Depuis les débuts bon nombre de psychanalystes ont donc pris position dans les débats de société. Freud a donné le coup d’envoi de la critique sociale d’inspiration psychanalytique, notamment avec la Psychologie des masses et analyse du moi en 1921 (Massenpsychologie und Ich-Analyse) et Le malaise dans la civilisation en 1930 (Das Unbehagen in der Kultur). Beaucoup d’autres ont suivi, des psychanalystes à strictement parler mais également des philosophes et des sociologues travaillés par tout un héritage psychanalytique. Erich Fromm par exemple actif à l’époque de flower power ou Herbert Marcuse, Alexandre Mitscherlich et puis Jürgen Habermas.
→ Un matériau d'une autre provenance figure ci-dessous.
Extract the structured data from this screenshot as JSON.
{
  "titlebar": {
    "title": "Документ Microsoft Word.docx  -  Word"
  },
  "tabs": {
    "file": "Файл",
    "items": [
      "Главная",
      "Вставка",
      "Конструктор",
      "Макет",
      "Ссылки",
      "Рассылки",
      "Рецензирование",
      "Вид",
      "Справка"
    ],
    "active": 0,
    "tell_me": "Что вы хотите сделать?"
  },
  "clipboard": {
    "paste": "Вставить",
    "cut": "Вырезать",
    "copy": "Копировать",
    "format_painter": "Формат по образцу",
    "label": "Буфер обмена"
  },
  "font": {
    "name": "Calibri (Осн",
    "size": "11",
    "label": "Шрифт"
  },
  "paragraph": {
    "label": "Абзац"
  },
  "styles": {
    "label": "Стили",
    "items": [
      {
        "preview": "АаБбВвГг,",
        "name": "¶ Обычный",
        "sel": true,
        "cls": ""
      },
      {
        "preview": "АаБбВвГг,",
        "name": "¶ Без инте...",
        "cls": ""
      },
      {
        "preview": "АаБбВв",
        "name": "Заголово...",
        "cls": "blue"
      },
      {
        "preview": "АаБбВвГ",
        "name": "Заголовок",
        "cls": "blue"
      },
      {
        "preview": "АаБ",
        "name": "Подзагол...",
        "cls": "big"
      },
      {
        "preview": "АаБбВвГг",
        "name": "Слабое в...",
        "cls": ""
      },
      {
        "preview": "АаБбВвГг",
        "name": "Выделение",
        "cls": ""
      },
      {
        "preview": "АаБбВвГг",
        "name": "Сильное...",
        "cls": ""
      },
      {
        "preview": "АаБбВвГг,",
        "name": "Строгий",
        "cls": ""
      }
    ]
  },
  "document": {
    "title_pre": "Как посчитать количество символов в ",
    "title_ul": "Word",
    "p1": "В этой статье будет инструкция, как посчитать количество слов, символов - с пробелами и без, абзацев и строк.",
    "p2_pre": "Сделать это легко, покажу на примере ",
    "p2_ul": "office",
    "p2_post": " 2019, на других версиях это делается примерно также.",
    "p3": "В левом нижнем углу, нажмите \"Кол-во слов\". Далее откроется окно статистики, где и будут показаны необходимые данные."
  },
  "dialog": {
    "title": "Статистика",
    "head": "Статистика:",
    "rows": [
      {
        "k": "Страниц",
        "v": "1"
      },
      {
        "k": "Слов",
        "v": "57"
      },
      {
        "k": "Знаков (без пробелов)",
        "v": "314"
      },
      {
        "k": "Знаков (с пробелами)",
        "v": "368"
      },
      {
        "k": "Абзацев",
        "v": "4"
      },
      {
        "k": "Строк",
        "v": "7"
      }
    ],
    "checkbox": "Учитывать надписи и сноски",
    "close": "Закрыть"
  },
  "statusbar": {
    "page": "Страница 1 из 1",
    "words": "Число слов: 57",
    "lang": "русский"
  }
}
Plus proche de nous, je pourrais citer parmi les collègues que j’apprécie beaucoup Jean-Pierre Lebrun. Inspiré par l’œuvre de Jacques Lacan qu’il rend lisible à sa façon, il est également un lecteur infatigable cultivé par les travaux de quantités d’autres penseurs. Discutant toujours ferme et combatif, il est l’auteur de nombreux livres très instructifs. Il y explore les figures contemporaines de la subjectivité et la refonte possible du lien social en essayant d'examiner aussi bien les opportunités que les risques présentés par une société égalitaire ayant évacué l'autorité patriarcale, ce qu'il n'y a pas lieu de regretter, pour désormais accorder une place de choix au discours de la science et organiser la société à la mesure de crédos qu'on pourrait appeler néolibéraux.
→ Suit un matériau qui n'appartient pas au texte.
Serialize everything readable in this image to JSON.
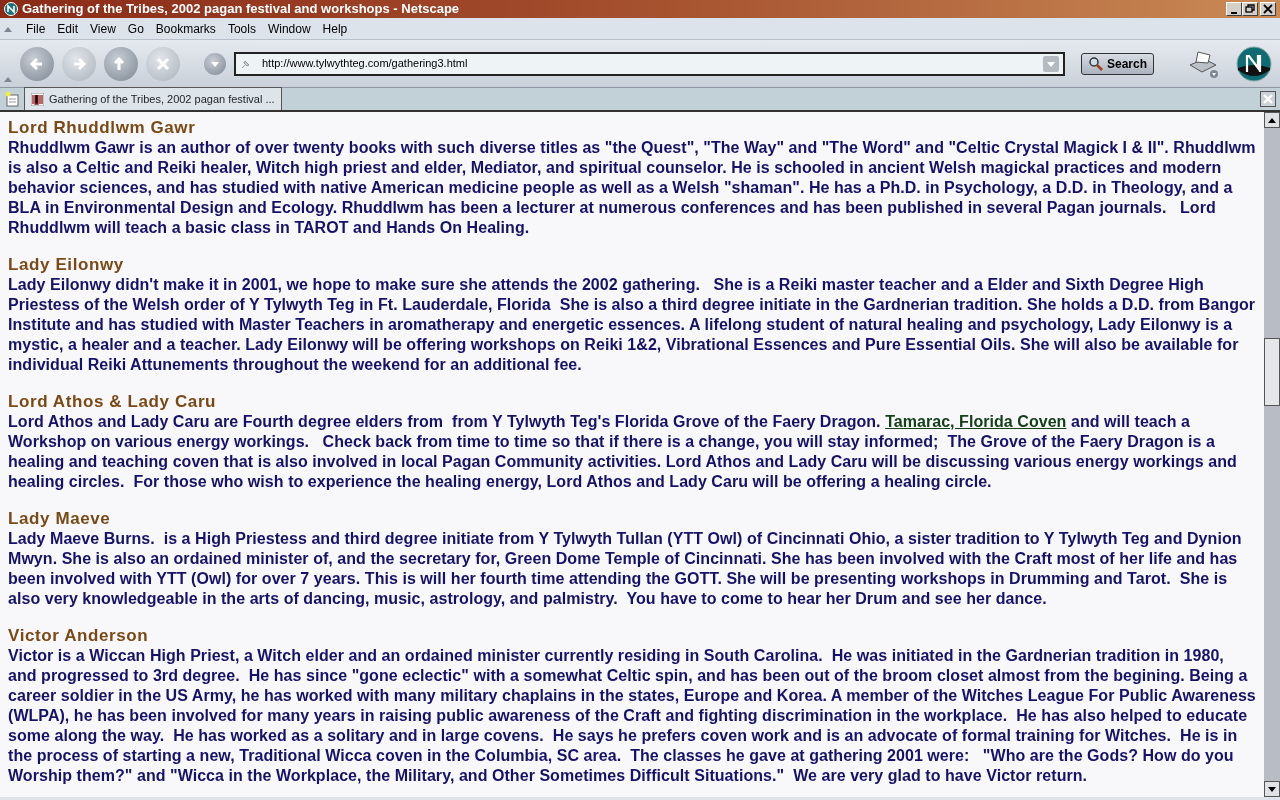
{
  "window": {
    "title": "Gathering of the Tribes, 2002 pagan festival and workshops - Netscape"
  },
  "menu": [
    "File",
    "Edit",
    "View",
    "Go",
    "Bookmarks",
    "Tools",
    "Window",
    "Help"
  ],
  "nav_buttons": [
    {
      "kind": "back",
      "disabled": false
    },
    {
      "kind": "forward",
      "disabled": true
    },
    {
      "kind": "reload",
      "disabled": false
    },
    {
      "kind": "stop",
      "disabled": true
    }
  ],
  "address": {
    "value": "http://www.tylwythteg.com/gathering3.html"
  },
  "search_button": "Search",
  "tabs": [
    {
      "label": "Gathering of the Tribes, 2002 pagan festival ...",
      "selected": true
    }
  ],
  "sections": [
    {
      "heading": "Lord Rhuddlwm Gawr",
      "body": [
        {
          "kind": "text",
          "text": "Rhuddlwm Gawr is an author of over twenty books with such diverse titles as \"the Quest\", \"The Way\" and \"The Word\" and \"Celtic Crystal Magick I & II\". Rhuddlwm is also a Celtic and Reiki healer, Witch high priest and elder, Mediator, and spiritual counselor. He is schooled in ancient Welsh magickal practices and modern behavior sciences, and has studied with native American medicine people as well as a Welsh \"shaman\". He has a Ph.D. in Psychology, a D.D. in Theology, and a BLA in Environmental Design and Ecology. Rhuddlwm has been a lecturer at numerous conferences and has been published in several Pagan journals.   Lord Rhuddlwm will teach a basic class in TAROT and Hands On Healing."
        }
      ]
    },
    {
      "heading": "Lady Eilonwy",
      "body": [
        {
          "kind": "text",
          "text": "Lady Eilonwy didn't make it in 2001, we hope to make sure she attends the 2002 gathering.   She is a Reiki master teacher and a Elder and Sixth Degree High Priestess of the Welsh order of Y Tylwyth Teg in Ft. Lauderdale, Florida  She is also a third degree initiate in the Gardnerian tradition. She holds a D.D. from Bangor Institute and has studied with Master Teachers in aromatherapy and energetic essences. A lifelong student of natural healing and psychology, Lady Eilonwy is a mystic, a healer and a teacher. Lady Eilonwy will be offering workshops on Reiki 1&2, Vibrational Essences and Pure Essential Oils. She will also be available for individual Reiki Attunements throughout the weekend for an additional fee."
        }
      ]
    },
    {
      "heading": "Lord Athos & Lady Caru",
      "body": [
        {
          "kind": "text",
          "text": "Lord Athos and Lady Caru are Fourth degree elders from  from Y Tylwyth Teg's Florida Grove of the Faery Dragon. "
        },
        {
          "kind": "link",
          "text": "Tamarac, Florida Coven"
        },
        {
          "kind": "text",
          "text": " and will teach a Workshop on various energy workings.   Check back from time to time so that if there is a change, you will stay informed;  The Grove of the Faery Dragon is a healing and teaching coven that is also involved in local Pagan Community activities. Lord Athos and Lady Caru will be discussing various energy workings and healing circles.  For those who wish to experience the healing energy, Lord Athos and Lady Caru will be offering a healing circle."
        }
      ]
    },
    {
      "heading": "Lady Maeve",
      "body": [
        {
          "kind": "text",
          "text": "Lady Maeve Burns.  is a High Priestess and third degree initiate from Y Tylwyth Tullan (YTT Owl) of Cincinnati Ohio, a sister tradition to Y Tylwyth Teg and Dynion Mwyn. She is also an ordained minister of, and the secretary for, Green Dome Temple of Cincinnati. She has been involved with the Craft most of her life and has been involved with YTT (Owl) for over 7 years. This is will her fourth time attending the GOTT. She will be presenting workshops in Drumming and Tarot.  She is also very knowledgeable in the arts of dancing, music, astrology, and palmistry.  You have to come to hear her Drum and see her dance."
        }
      ]
    },
    {
      "heading": "Victor Anderson",
      "body": [
        {
          "kind": "text",
          "text": "Victor is a Wiccan High Priest, a Witch elder and an ordained minister currently residing in South Carolina.  He was initiated in the Gardnerian tradition in 1980, and progressed to 3rd degree.  He has since \"gone eclectic\" with a somewhat Celtic spin, and has been out of the broom closet almost from the begining. Being a career soldier in the US Army, he has worked with many military chaplains in the states, Europe and Korea. A member of the Witches League For Public Awareness (WLPA), he has been involved for many years in raising public awareness of the Craft and fighting discrimination in the workplace.  He has also helped to educate some along the way.  He has worked as a solitary and in large covens.  He says he prefers coven work and is an advocate of formal training for Witches.  He is in the process of starting a new, Traditional Wicca coven in the Columbia, SC area.  The classes he gave at gathering 2001 were:   \"Who are the Gods? How do you Worship them?\" and \"Wicca in the Workplace, the Military, and Other Sometimes Difficult Situations.\"  We are very glad to have Victor return."
        }
      ]
    }
  ]
}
L’intellectuel exigeant et bouillonnant qui l’habite n’oublie cependant jamais qu’il est un praticien ‒ à sa manière, absolument. En tant que praticien il n’hésite en effet jamais à sortir du cadre classique où travaille d’ordinaire tout psychanalyste. JP Lebrun quitte ainsi le fauteuil installé derrière le divan ou le face à face entre individus s’entretenant dans un cabinet privé. Il va inlassablement retrouver le monde et les gens qui l’habitent dans les institutions pédagogiques, hospitalières et autres pour y pratiquer la psychanalyse au vif de la société, autrement donc qu’à partir d’une seule personne ‒ laquelle ne saurait de toute manière exister autrement qu’en société, en étant marquée par le monde des institutions sociales.
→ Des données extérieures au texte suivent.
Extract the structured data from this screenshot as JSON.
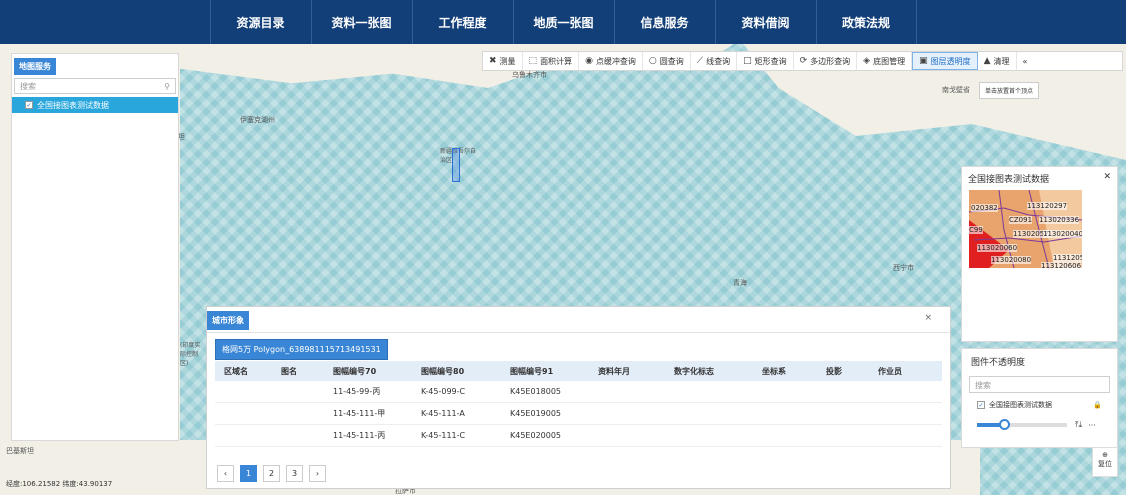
{
  "nav": {
    "items": [
      "资源目录",
      "资料一张图",
      "工作程度",
      "地质一张图",
      "信息服务",
      "资料借阅",
      "政策法规"
    ]
  },
  "toolbar": {
    "items": [
      {
        "label": "测量",
        "icon": "x-icon",
        "active": false
      },
      {
        "label": "面积计算",
        "icon": "area-icon",
        "active": false
      },
      {
        "label": "点缓冲查询",
        "icon": "point-buffer-icon",
        "active": false
      },
      {
        "label": "圆查询",
        "icon": "circle-icon",
        "active": false
      },
      {
        "label": "线查询",
        "icon": "line-icon",
        "active": false
      },
      {
        "label": "矩形查询",
        "icon": "rect-icon",
        "active": false
      },
      {
        "label": "多边形查询",
        "icon": "polygon-icon",
        "active": false
      },
      {
        "label": "底图管理",
        "icon": "layers-icon",
        "active": false
      },
      {
        "label": "图层透明度",
        "icon": "opacity-icon",
        "active": true
      },
      {
        "label": "清理",
        "icon": "broom-icon",
        "active": false
      }
    ],
    "collapse": "«"
  },
  "tooltip": "单击放置首个顶点",
  "map_labels": {
    "urumqi": "乌鲁木齐市",
    "lake": "伊塞克湖州",
    "region": "新疆维吾尔自治区",
    "xining": "西宁市",
    "nanmenggu": "南戈壁省",
    "qinghai": "青海",
    "bajisitan": "巴基斯坦",
    "tan": "坦",
    "indian_control": "(印度实际控制区)",
    "lasa": "拉萨市"
  },
  "left_panel": {
    "tab": "地图服务",
    "search_placeholder": "搜索",
    "layer": "全国接图表测试数据"
  },
  "legend_panel": {
    "title": "全国接图表测试数据",
    "labels": [
      "020382",
      "113120297",
      "CZ091",
      "113020336",
      "11302057",
      "113020040",
      "113020060",
      "11312054",
      "113020080",
      "113120606",
      "C99"
    ]
  },
  "opacity_panel": {
    "title": "图件不透明度",
    "search_placeholder": "搜索",
    "layer": "全国接图表测试数据",
    "slider_value": 0.3,
    "controls": "⤒⤓",
    "more": "···"
  },
  "relocate": {
    "label": "复位"
  },
  "status": "经度:106.21582 纬度:43.90137",
  "dialog": {
    "tab": "城市形象",
    "close": "×",
    "subtab": "格网5万 Polygon_638981115713491531",
    "columns": [
      "区域名",
      "图名",
      "图幅编号70",
      "图幅编号80",
      "图幅编号91",
      "资料年月",
      "数字化标志",
      "坐标系",
      "投影",
      "作业员"
    ],
    "rows": [
      [
        "",
        "",
        "11-45-99-丙",
        "K-45-099-C",
        "K45E018005",
        "",
        "",
        "",
        "",
        ""
      ],
      [
        "",
        "",
        "11-45-111-甲",
        "K-45-111-A",
        "K45E019005",
        "",
        "",
        "",
        "",
        ""
      ],
      [
        "",
        "",
        "11-45-111-丙",
        "K-45-111-C",
        "K45E020005",
        "",
        "",
        "",
        "",
        ""
      ]
    ],
    "pager": {
      "prev": "‹",
      "pages": [
        "1",
        "2",
        "3"
      ],
      "next": "›",
      "active": "1"
    }
  }
}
La critique sociale d’inspiration psychanalytique est précieuse. Elle nourrit le débat sociétal. Elle n'est sans doute pas non plus absente lors du travail concret que le psychanalyste effectue avec ses analysants qu'il cherche à comprendre et accompagner dans leur contexte social. Mais elle n'implique pas du tout que le travail concret du clinicien sert à nourrir des fantaisies révolutionnaires à l'égard du tout social, des fantaisies naïves et irréalistes. La pratique psychanalytiquetout en maintenant une distance critique à l'égard de la société contemporaine, est à mon sens avant tout une pratique clinique, destinée à accompagner et aider les gens sans oublier ce qu'ils sont, des humains complexes dans des situations complexes, sans prise immédiate sur la réalité, mais capables de se repositionner en examinant ce qui les travaille. Ne pas prendre acte de cette dimension proprement clinique, ouvre la porte à des dérapages parfois catastrophiques. La responsabilité première du psychanalyste praticien est de rendre un service clinique, aussi bien dans le cabinet privé que dans le monde institutionnel.

Il va de soi qu'on puisse aussi passer l'institution psychiatrique au crible. Il ne faut pas hésiter à combattre certaines pratiques psychiatriques si elles s'avèrent plus carcérales qu'hospitalières. Mais je ne crois pas que les pratiques psychiatriques équivalent par définition à des abus de pouvoir. Essayer de vivre en communauté avec des patients psychotiques par exemple est ni plus ni moins un défi politique, puisque l'enjeu est de vivre ensemble sans se détruire, au quotidien, en se mettant d'accord sur quantité de choses, en distribuant tous les rôles à jouer tout en combattant l'aliénation qui n'arrête pas de ressurgir. Il y en a, des abus, certes. Et c’est regrettable. Mais j’ose affirmer que le refus obstiné de s’instruire en tant que psychanalyste en se frottant aux pratiques psychiatriques effectives, celles de la psychothérapie dite institutionnelle par exemple, celles de grands cliniciens engagés sur le terrain tels François Tosquelles et Jean Oury, conduit parfois à des abus de pouvoir  pas dans les institutions psychiatriques cette fois, mais dans le cabinet du psychanalyste lui-même, malheureusement.